Personal information
- Nationality: French
- Born: 9 April 1986 (age 40)

Sport
- Country: France
- Sport: Paralympic athletics
- Disability class: T12
- Events: Long jump Sprint
- Club: AC Villeneuve d’Ascq

Medal record
Representing France
Men's paratriathlon
Paralympic Games
| Bronze medal – third place | 2024 Paris | PTVI |
World Championships
| Silver medal – second place | 2025 Wollongong | PTVI |
| Bronze medal – third place | 2022 Abu Dhabi | PTVI |
| Bronze medal – third place | 2023 Ponteverde | PTVI |
| Bronze medal – third place | 2024 Torremolinos | PTVI |
| Bronze medal – third place | 2026 Pontevedra | PTVI |
European Championships
| Gold medal – first place | 2023 Madrid | PTVI |
| Silver medal – second place | 2025 Besançon | PTVI |
| Bronze medal – third place | 2019 Valencia | PTVI |
Men's para-athletics
IPC World Championships
| Bronze medal – third place | 2013 Lyon | 4x100m relay- T11-12 |
IPC Athletics European Championships
| Silver medal – second place | 2014 Swansea | 4x100m relay - T11-13 |

= Antoine Perel =

French Paralympic athlete

Antoine Perel (born 9 April 1986) is a Paralympian athlete from France competing mainly in category T12 long jump, pentathlon and sprint events.

==Career history==
Perel has cone dystrophy a condition which effects his vision. He is a multi-event athlete and competes in T12 (track), P12 (pentathlon) and F12 (field) category sports. His favoured sport is the long jump. His first major tournament was the 2004 French Open and in 2008 he qualified for the 2008 Summer Paralympics in both the F12 long jump and P12 pentathlon. He finished ninth in both events.

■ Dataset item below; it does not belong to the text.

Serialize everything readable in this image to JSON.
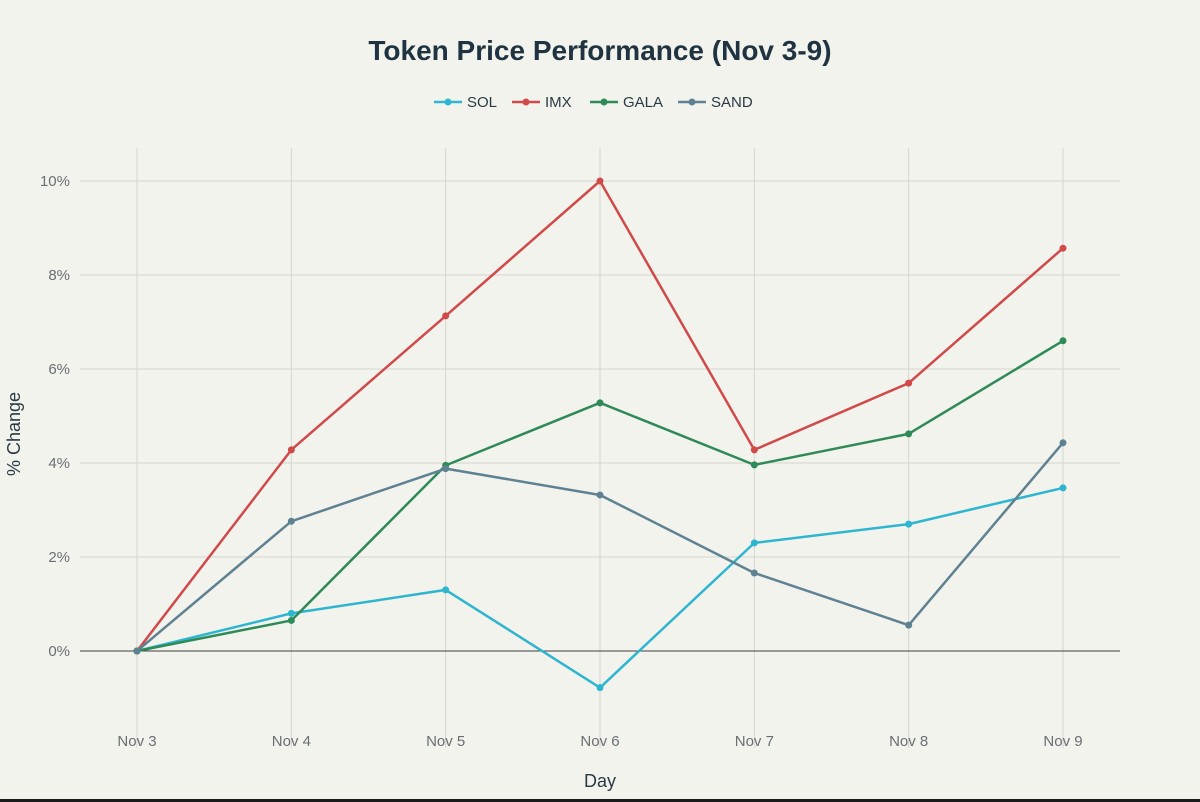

At the 2012 Summer Paralympics, Perel saw both his favoured events dropped from the schedule for his classification. He attempted to make it to the Games as a triple jumper but failed to qualify for the event. The next year he entered the 2013 IPC Athletics World Championships in Lyon entering both the long jump and 100m relay. He failed to medal in the long jump, having the disadvantage of entering the F13 event as his F12 event was again dropped from the schedule. In the T11-13 relay he along with his teammates Hyacinthe Deleplace, Bacou Dambakate and Gauthier Makunda finished third to take the bronze medal.